Vaya morro. Hace dos días, el tipo se pone a hacer un artículo sobre Synecdoche, New York se enrolla como una persiana hablando de Kaufman y no dice nada de la peli. Vaya mierda de weblog.

Bajo una premisa aparentemente sencilla -dramaturgo hipocondríaco recibe una muy bien dotada beca creativa, que le permite dedicarse a realizar su gran obra magna- Synecdoche, New York esconde un complejo -complejísimo, imposible- puzzle decadimensional repleto de trampas, artilugios narrativos, osmosis ficcionales y complejidades metalingüísticas. Un juego envenenado de maternales muñecas rusas que se reflejan en millares de espejos para construir así un laberinto narrativo del cual probablemente ni su autor conoce la salida.

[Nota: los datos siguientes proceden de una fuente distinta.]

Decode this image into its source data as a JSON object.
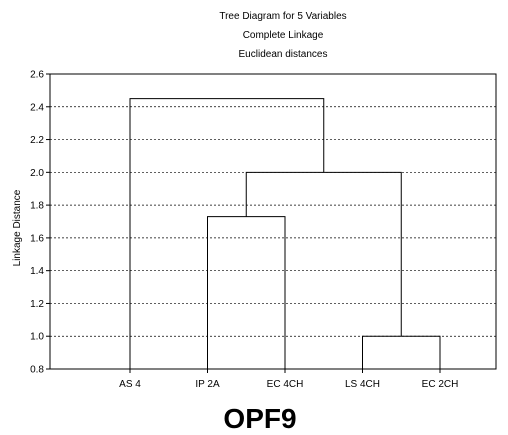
{
  "chart_data": {
    "type": "dendrogram",
    "title": [
      "Tree Diagram for 5 Variables",
      "Complete Linkage",
      "Euclidean distances"
    ],
    "ylabel": "Linkage Distance",
    "xlabel": "",
    "ylim": [
      0.8,
      2.6
    ],
    "yticks": [
      0.8,
      1.0,
      1.2,
      1.4,
      1.6,
      1.8,
      2.0,
      2.2,
      2.4,
      2.6
    ],
    "leaves": [
      "AS 4",
      "IP 2A",
      "EC 4CH",
      "LS 4CH",
      "EC 2CH"
    ],
    "merges": [
      {
        "left": "LS 4CH",
        "right": "EC 2CH",
        "height": 1.0
      },
      {
        "left": "IP 2A",
        "right": "EC 4CH",
        "height": 1.73
      },
      {
        "left": [
          "IP 2A",
          "EC 4CH"
        ],
        "right": [
          "LS 4CH",
          "EC 2CH"
        ],
        "height": 2.0
      },
      {
        "left": "AS 4",
        "right": [
          "IP 2A",
          "EC 4CH",
          "LS 4CH",
          "EC 2CH"
        ],
        "height": 2.45
      }
    ],
    "grid": true,
    "grid_style": "dotted"
  },
  "caption": "OPF9"
}
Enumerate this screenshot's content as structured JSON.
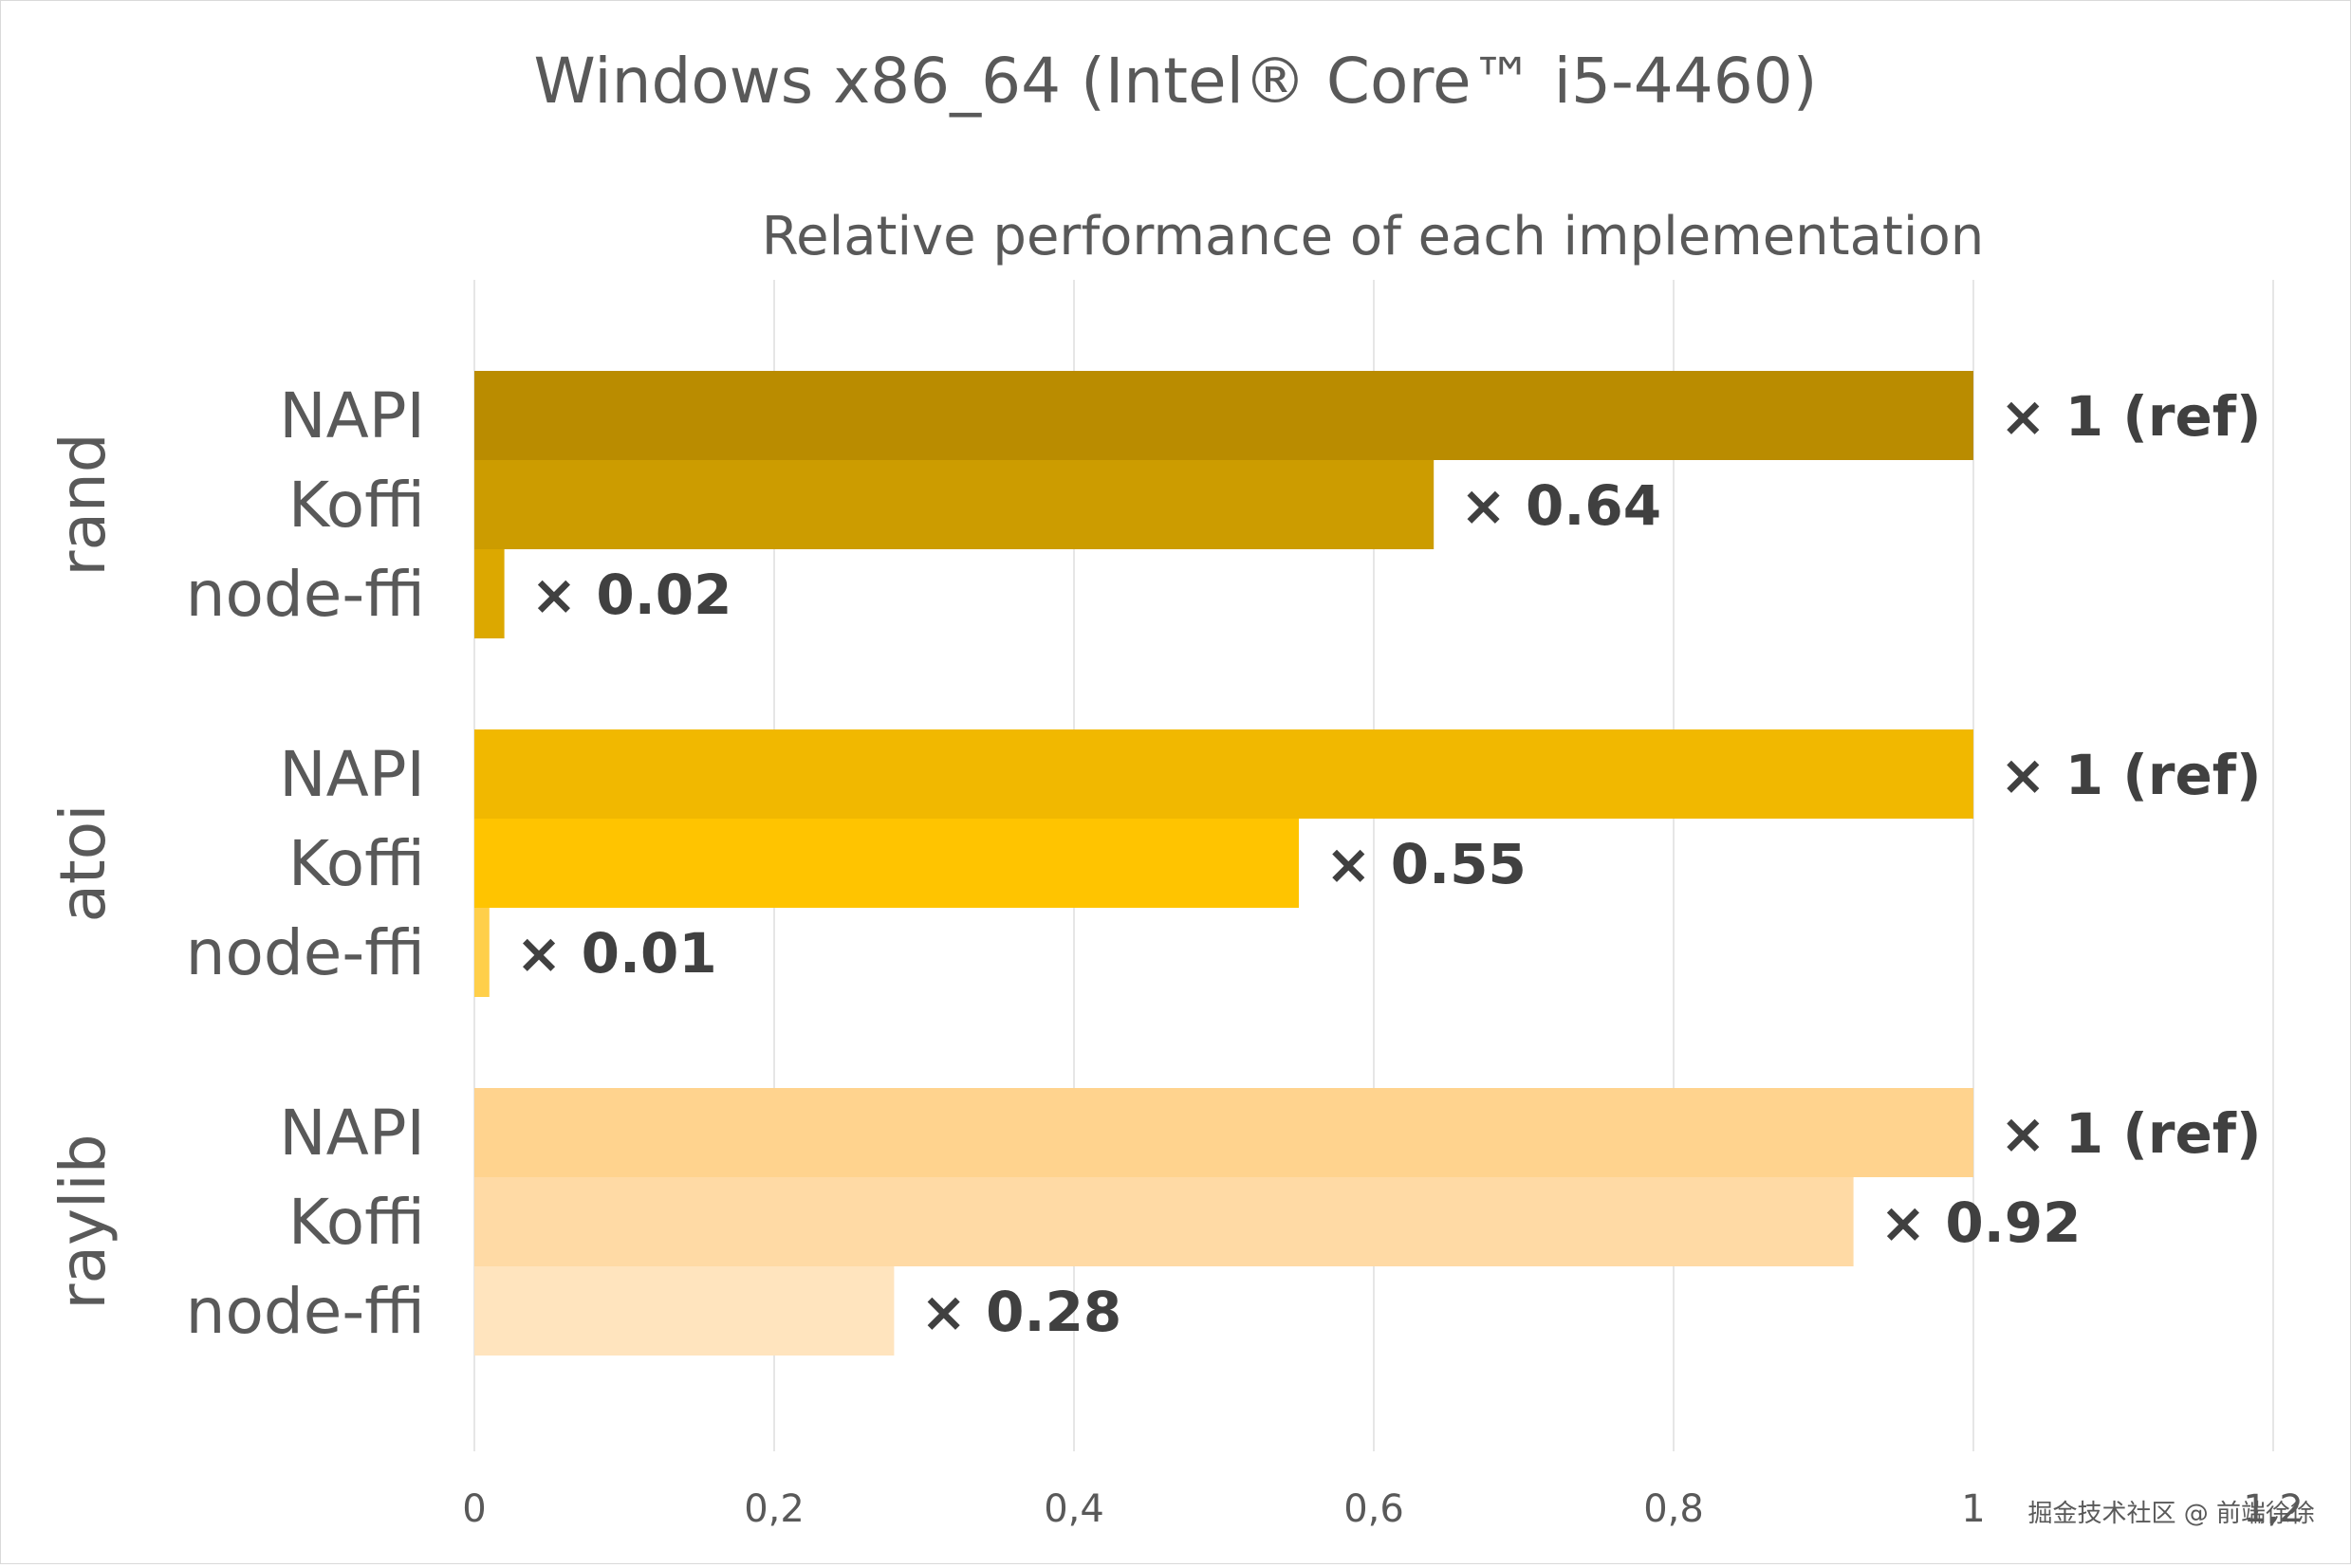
{
  "chart_data": {
    "type": "bar",
    "orientation": "horizontal",
    "title": "Windows x86_64 (Intel® Core™ i5-4460)",
    "subtitle": "Relative performance of each implementation",
    "xlim": [
      0,
      1.2
    ],
    "x_ticks": [
      0,
      0.2,
      0.4,
      0.6,
      0.8,
      1,
      1.2
    ],
    "x_tick_labels": [
      "0",
      "0,2",
      "0,4",
      "0,6",
      "0,8",
      "1",
      "1,2"
    ],
    "grid": "vertical gridlines",
    "legend": "none",
    "groups": [
      {
        "name": "rand",
        "bars": [
          {
            "label": "NAPI",
            "value": 1.0,
            "data_label": "× 1 (ref)",
            "color": "#BA8C00"
          },
          {
            "label": "Koffi",
            "value": 0.64,
            "data_label": "× 0.64",
            "color": "#CC9C00"
          },
          {
            "label": "node-ffi",
            "value": 0.02,
            "data_label": "× 0.02",
            "color": "#DCA800"
          }
        ]
      },
      {
        "name": "atoi",
        "bars": [
          {
            "label": "NAPI",
            "value": 1.0,
            "data_label": "× 1 (ref)",
            "color": "#F1B800"
          },
          {
            "label": "Koffi",
            "value": 0.55,
            "data_label": "× 0.55",
            "color": "#FFC400"
          },
          {
            "label": "node-ffi",
            "value": 0.01,
            "data_label": "× 0.01",
            "color": "#FFCF4A"
          }
        ]
      },
      {
        "name": "raylib",
        "bars": [
          {
            "label": "NAPI",
            "value": 1.0,
            "data_label": "× 1 (ref)",
            "color": "#FFD38E"
          },
          {
            "label": "Koffi",
            "value": 0.92,
            "data_label": "× 0.92",
            "color": "#FFDAA5"
          },
          {
            "label": "node-ffi",
            "value": 0.28,
            "data_label": "× 0.28",
            "color": "#FFE4BE"
          }
        ]
      }
    ]
  },
  "watermark": "掘金技术社区 @ 前端徐徐"
}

En otras palabras, pasada la hora de metraje, no se entiende una mierda.
A modo de ejemplo: la televisión en el film, sólo emite contenidos relacionados con las más diversas enfermedades donde el protagonista de la película aparece sistemáticamente; en un momento concreto del film, el protagonista debe ponerse gotas en los ojos para poder darle el tono emocional correcto a la película que vemos; pero, sobre todo, la obra magna que pretende hacer este autor teatral consiste en recrear la ciudad de NY con todos sus habitantes a escala 1:1, por supuesto, sobra decirles que dentro de esa recreación también habrá una copia del autor intentando hacer su magna obra, y por supuesto, una recreación de la obra dentro de la obra que a su vez… Creo que ya lo van entendiendo. O no.

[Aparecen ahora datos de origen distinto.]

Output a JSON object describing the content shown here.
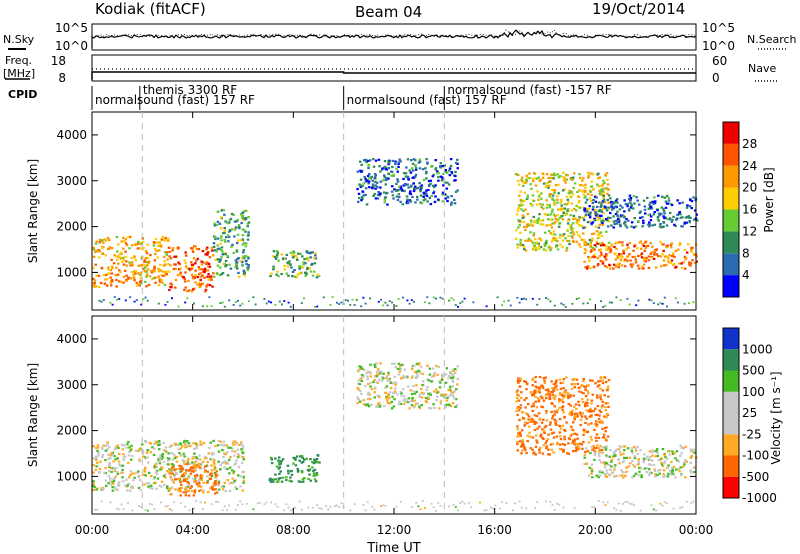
{
  "header": {
    "station": "Kodiak (fitACF)",
    "beam": "Beam 04",
    "date": "19/Oct/2014"
  },
  "sky_panel": {
    "left_label": "N.Sky",
    "right_label": "N.Search",
    "left_ticks": [
      "10^5",
      "10^0"
    ],
    "right_ticks": [
      "10^5",
      "10^0"
    ]
  },
  "freq_panel": {
    "left_label_1": "Freq.",
    "left_label_2": "[MHz]",
    "right_label": "Nave",
    "left_ticks": [
      "18",
      "8"
    ],
    "right_ticks": [
      "60",
      "0"
    ]
  },
  "cpid": {
    "label": "CPID",
    "segments": [
      {
        "text": "themis 3300 RF",
        "start_h": 1.9
      },
      {
        "text": "normalsound (fast) 157 RF",
        "start_h": 0.0
      },
      {
        "text": "normalsound (fast) 157 RF",
        "start_h": 10.0
      },
      {
        "text": "normalsound (fast) -157 RF",
        "start_h": 14.0
      }
    ]
  },
  "colors": {
    "power": [
      "#0000ff",
      "#2b6cb0",
      "#2e8b57",
      "#66cc33",
      "#ffcc00",
      "#ff9900",
      "#ff5500",
      "#ee0000"
    ],
    "velocity": [
      "#ff0000",
      "#ff6600",
      "#ffaa22",
      "#c8c8c8",
      "#c8c8c8",
      "#44bb22",
      "#2e8b57",
      "#1133cc"
    ],
    "ground_gray": "#c8c8c8"
  },
  "chart_data": [
    {
      "type": "heatmap",
      "name": "Power",
      "ylabel": "Slant Range [km]",
      "xlabel": "",
      "xlim": [
        0,
        24
      ],
      "ylim": [
        180,
        4500
      ],
      "x_ticks": [
        "00:00",
        "04:00",
        "08:00",
        "12:00",
        "16:00",
        "20:00",
        "00:00"
      ],
      "y_ticks": [
        1000,
        2000,
        3000,
        4000
      ],
      "colorbar": {
        "label": "Power [dB]",
        "ticks": [
          "4",
          "8",
          "12",
          "16",
          "20",
          "24",
          "28"
        ],
        "range": [
          0,
          30
        ]
      },
      "regions": [
        {
          "t": [
            0.0,
            3.0
          ],
          "r": [
            700,
            1800
          ],
          "value": 20
        },
        {
          "t": [
            3.0,
            4.8
          ],
          "r": [
            600,
            1600
          ],
          "value": 24
        },
        {
          "t": [
            4.8,
            6.2
          ],
          "r": [
            900,
            2400
          ],
          "value": 10
        },
        {
          "t": [
            7.0,
            9.0
          ],
          "r": [
            900,
            1500
          ],
          "value": 12
        },
        {
          "t": [
            10.5,
            14.5
          ],
          "r": [
            2500,
            3500
          ],
          "value": 6
        },
        {
          "t": [
            16.8,
            20.5
          ],
          "r": [
            1500,
            3200
          ],
          "value": 16
        },
        {
          "t": [
            19.5,
            24.0
          ],
          "r": [
            1100,
            1700
          ],
          "value": 22
        },
        {
          "t": [
            19.5,
            24.0
          ],
          "r": [
            2000,
            2700
          ],
          "value": 6
        }
      ]
    },
    {
      "type": "heatmap",
      "name": "Velocity",
      "ylabel": "Slant Range [km]",
      "xlabel": "Time UT",
      "xlim": [
        0,
        24
      ],
      "ylim": [
        180,
        4500
      ],
      "x_ticks": [
        "00:00",
        "04:00",
        "08:00",
        "12:00",
        "16:00",
        "20:00",
        "00:00"
      ],
      "y_ticks": [
        1000,
        2000,
        3000,
        4000
      ],
      "colorbar": {
        "label": "Velocity [m s⁻¹]",
        "ticks": [
          "1000",
          "500",
          "100",
          "25",
          "-25",
          "-100",
          "-500",
          "-1000"
        ]
      },
      "regions": [
        {
          "t": [
            0.0,
            6.0
          ],
          "r": [
            700,
            1800
          ],
          "value": 0
        },
        {
          "t": [
            3.0,
            5.0
          ],
          "r": [
            600,
            1300
          ],
          "value": -300
        },
        {
          "t": [
            7.0,
            9.0
          ],
          "r": [
            900,
            1500
          ],
          "value": 300
        },
        {
          "t": [
            10.5,
            14.5
          ],
          "r": [
            2500,
            3500
          ],
          "value": 0
        },
        {
          "t": [
            16.8,
            20.5
          ],
          "r": [
            1500,
            3200
          ],
          "value": -300
        },
        {
          "t": [
            19.5,
            24.0
          ],
          "r": [
            1000,
            1700
          ],
          "value": 0
        }
      ]
    }
  ]
}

En definitiva. Una película incomprensible que deja al espectador con la enervante sensación de que la historia que en realidad se cuenta se ha quedado fuera del film. El infinito juego de narraciones que esconden narraciones, todo el andamiaje de metástasis narrativas sólo lleva a una inevitable conclusión. La película que vemos es sólo una ficción más dentro de la inacabable cadena de ficciones. Nada es verdad. La historia que se nos narra es tan sólo una metáfora -mejor una sinécdoque- de una verdad que el autor, quizá por pudor, no se atreve a revelar.
Hemos pasado dos horas en un cine para solamente extraer la idea de que lo que hemos visto, tan sólo es un conjunto de marcas de absoluta ficción que no dejan de decirnos “La historia de verdad, amigo, vas a tener que imaginártela, porque esto es mentira y yo no te la pienso contar”. ¿Genialidad absoluta, onanismo ficcional o memez hipertrofiada? Yo sólo les puedo decir una cosa. Merece la pena verla.
David D. Domínguez.
[youtube=http://www.youtube.com/watch?v=XIizh6nYnTU&hl=es&fs=1]








bueno cuando la vea te digo pero desde luego el trailer no aclara nada…normal si es tan paranoia!
saludos
Eh Scarecrow,
Pues la verdad es que una paranoia de mil pares, pero la verdad es que es un rato entretenida.